Internasionalisme Proletariat dan Persoalan Kebangsaan

"Proletarian Internationalism" oleh Jacob Anikulapo dengan lisensi CC BY-NC-SA 2.0.

Untuk menjamin ketersediaan sumberdaya (bahan baku dan tenaga-kerja) serta pasar, kelas borjuis membutuhkan sebuah teritori yang menyatu secara politik dan budaya. Kemunculan negara-bangsa (nation-state) pada dasarnya didorong oleh kebutuhan ini.

Sejak kemunculan kapitalisme sampai dengan sekarang, teritori dunia terbagi-bagi ke dalam negara-bangsa. Namun, pembagian ini tidak pernah stabil dan terus berubah. Selalu muncul negara baru di dunia ini. Pasalnya, kelas borjuis selalu saling bersaing, dan salah satu bentuk persaingan itu adalah perebutan teritori untuk penguasaan sumberdaya serta pasar.

Konsentrasi produksi yang melahirkan kapitalisme monopoli (imperialisme), memang membuat kelas kapitalis lebih mampu mengendalikan persaingan di antara mereka. Misalnya, dengan membentuk kartel atau aliansi antar-negara. Tetapi, hal itu hanya bersifat sementara saja. Selama cara produksi yang berlaku adalah kapitalisme, persaingan tidak bisa lenyap. Itu kenapa, sejak zaman penaklukan kolonial sampai dengan abad ke-21, konflik antar-bangsa terus terjadi, meski dengan skala yang berbeda.

Pertanyaannya, bagaimana kita sebagai gerakan sosialis menyikapi fenomena ini?
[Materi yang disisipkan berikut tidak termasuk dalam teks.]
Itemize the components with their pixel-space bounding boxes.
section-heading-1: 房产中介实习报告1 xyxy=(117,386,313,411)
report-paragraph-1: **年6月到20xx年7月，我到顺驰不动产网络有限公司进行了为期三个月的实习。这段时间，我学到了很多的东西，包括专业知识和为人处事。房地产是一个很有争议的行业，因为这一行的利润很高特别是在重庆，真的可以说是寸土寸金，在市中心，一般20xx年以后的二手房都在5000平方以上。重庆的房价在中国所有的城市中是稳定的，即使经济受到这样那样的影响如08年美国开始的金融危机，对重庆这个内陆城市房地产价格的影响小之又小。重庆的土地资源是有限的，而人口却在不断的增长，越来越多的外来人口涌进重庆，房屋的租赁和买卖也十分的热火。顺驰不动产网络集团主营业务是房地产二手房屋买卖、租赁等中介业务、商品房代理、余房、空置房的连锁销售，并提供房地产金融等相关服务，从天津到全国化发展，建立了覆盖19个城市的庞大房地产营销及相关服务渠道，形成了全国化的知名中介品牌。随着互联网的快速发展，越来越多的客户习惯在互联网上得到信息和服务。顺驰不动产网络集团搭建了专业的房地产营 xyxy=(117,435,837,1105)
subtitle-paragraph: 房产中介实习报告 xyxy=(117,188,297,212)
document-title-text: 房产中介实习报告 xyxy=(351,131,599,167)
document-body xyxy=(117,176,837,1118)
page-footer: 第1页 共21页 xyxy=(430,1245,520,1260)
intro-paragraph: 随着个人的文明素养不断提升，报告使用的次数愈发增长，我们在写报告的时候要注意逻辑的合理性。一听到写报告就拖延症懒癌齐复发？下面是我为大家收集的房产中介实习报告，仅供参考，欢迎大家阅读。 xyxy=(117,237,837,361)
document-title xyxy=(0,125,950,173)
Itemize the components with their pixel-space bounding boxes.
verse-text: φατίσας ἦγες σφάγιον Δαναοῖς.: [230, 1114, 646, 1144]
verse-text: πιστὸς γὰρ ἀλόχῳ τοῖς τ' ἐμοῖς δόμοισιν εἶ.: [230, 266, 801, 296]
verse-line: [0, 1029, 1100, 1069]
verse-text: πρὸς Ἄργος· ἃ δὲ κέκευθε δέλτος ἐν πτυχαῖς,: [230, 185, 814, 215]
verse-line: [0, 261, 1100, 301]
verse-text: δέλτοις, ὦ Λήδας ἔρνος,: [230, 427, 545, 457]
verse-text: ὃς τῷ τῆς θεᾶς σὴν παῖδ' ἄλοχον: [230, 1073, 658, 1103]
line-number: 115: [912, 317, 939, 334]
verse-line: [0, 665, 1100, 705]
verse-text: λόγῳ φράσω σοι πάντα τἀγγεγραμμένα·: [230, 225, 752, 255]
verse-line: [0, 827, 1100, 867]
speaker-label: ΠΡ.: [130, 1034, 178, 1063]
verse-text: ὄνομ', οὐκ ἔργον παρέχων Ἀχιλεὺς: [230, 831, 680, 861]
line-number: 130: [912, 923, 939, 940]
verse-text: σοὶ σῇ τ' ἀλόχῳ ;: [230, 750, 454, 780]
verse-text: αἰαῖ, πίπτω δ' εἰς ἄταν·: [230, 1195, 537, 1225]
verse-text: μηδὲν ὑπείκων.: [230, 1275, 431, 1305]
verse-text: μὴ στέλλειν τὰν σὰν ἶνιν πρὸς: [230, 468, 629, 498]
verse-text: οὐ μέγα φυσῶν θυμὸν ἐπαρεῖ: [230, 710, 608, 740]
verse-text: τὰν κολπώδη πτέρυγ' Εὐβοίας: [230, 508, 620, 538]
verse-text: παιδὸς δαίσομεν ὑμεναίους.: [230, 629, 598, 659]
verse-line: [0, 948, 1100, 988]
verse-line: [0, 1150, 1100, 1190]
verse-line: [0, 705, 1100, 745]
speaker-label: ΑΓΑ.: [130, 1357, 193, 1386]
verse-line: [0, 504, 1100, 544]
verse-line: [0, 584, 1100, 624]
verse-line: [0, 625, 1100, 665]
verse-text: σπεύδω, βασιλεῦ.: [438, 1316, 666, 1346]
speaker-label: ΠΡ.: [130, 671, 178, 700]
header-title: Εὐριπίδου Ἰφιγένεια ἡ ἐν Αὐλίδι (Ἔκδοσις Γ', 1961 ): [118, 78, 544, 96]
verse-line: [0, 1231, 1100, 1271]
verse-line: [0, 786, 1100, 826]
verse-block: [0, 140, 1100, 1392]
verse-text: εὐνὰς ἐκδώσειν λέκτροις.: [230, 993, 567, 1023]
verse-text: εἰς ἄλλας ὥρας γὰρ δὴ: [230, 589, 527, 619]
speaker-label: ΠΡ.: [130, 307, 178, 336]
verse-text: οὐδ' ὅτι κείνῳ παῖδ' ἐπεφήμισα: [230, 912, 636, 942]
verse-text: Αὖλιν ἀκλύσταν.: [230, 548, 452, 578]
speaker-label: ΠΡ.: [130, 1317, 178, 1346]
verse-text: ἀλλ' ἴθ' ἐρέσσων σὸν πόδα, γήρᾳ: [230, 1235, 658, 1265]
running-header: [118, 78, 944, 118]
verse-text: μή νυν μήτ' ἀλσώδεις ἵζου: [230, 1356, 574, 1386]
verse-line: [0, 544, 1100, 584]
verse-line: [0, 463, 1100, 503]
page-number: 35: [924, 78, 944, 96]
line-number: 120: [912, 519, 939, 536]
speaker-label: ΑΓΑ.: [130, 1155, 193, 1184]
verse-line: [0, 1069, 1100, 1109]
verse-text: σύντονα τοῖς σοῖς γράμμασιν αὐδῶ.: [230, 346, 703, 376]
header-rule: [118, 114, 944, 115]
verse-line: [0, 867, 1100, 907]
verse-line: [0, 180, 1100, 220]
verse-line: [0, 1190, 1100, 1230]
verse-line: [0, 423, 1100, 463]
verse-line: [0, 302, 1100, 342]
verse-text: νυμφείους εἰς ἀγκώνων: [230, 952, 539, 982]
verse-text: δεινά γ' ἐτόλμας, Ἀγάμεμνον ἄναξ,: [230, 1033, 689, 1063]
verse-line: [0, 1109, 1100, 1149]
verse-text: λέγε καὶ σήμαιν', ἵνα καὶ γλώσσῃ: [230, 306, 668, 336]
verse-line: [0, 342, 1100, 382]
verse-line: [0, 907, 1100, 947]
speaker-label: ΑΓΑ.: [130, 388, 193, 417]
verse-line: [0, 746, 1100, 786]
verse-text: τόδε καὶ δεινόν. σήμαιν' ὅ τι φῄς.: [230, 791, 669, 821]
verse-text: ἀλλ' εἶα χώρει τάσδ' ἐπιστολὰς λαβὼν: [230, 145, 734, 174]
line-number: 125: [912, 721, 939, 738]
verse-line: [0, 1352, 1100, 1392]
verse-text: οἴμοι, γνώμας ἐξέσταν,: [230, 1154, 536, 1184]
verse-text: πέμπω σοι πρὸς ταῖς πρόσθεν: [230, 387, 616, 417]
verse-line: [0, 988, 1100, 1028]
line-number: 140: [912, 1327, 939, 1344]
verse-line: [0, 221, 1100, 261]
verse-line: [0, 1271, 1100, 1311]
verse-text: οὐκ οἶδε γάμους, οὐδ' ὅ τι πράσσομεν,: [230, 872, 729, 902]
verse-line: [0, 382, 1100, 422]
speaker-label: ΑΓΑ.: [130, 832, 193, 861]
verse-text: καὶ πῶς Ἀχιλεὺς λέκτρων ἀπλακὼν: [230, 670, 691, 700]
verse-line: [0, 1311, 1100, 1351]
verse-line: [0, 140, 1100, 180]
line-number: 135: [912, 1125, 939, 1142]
Pertama-tama, dengan adanya internasionalisasi produksi dan pertukaran dalam kapitalisme, kemenangan penuh sosialisme tidak mungkin terjadi hanya di satu negeri. Ini bukan berarti revolusi sosialis harus terjadi serentak di semua negeri. Ketidakmerataan perkembangan kelas proletariat sudah hampir pasti akan membuat revolusi sosialis terjadi secara tidak serentak. Kemungkinan besar revolusi akan terjadi duluan di negara-negara yang kelas proletariatnya sudah maju.

Namun, apakah negara yang sudah melakukan revolusi bisa melakukan transformasi sosialis bergantung kepada terjadinya revolusi di negara-negara lain. Di masa internasionalisasi produksi sekarang ini, tidak ada satu negara pun yang bisa memenuhi kebutuhan rakyatnya sendirian, tanpa bekerjasama dengan negara-negara lain. Kemenangan politik sosialisme di suatu negara yang tidak diikuti oleh kemenangan politik sosialisme di negara-negara lain, akan dikepung oleh lautan negara kapitalis dan rentan dipukul balik.

Jadi, kemenangan penuh sosialisme hanya bisa terwujud jika kemenangan sosialisme sudah terjadi di seluruh atau setidaknya sebagian besar negara di dunia. Dan jika kemenangan penuh itu sudah tercapai, negara-bangsa sebagai organisasi sosial yang melayani kepentingan kelas borjuis menjadi tidak diperlukan lagi. Masyarakat dunia yang sebelumnya terbagi ke dalam negara-bangsa bisa disatukan menjadi satu kolektivitas besar yang saling bekerjasama untuk kemaslahatan bersama.

Untuk bisa mewujudkan kemenangan penuh sosialisme secara internasional, diperlukan persatuan kelas proletariat dan rakyat pekerja secara internasional. Jangankan untuk mewujudkan sosialisme, untuk membendung relokasi pabrik saja, diperlukan solidaritas pekerja internasional. Artinya, gerakan sosialis memiliki kepentingan akan persatuan kelas proletariat dan rakyat pekerja secara internasional. Inilah prinsip internasionalisme proletariat!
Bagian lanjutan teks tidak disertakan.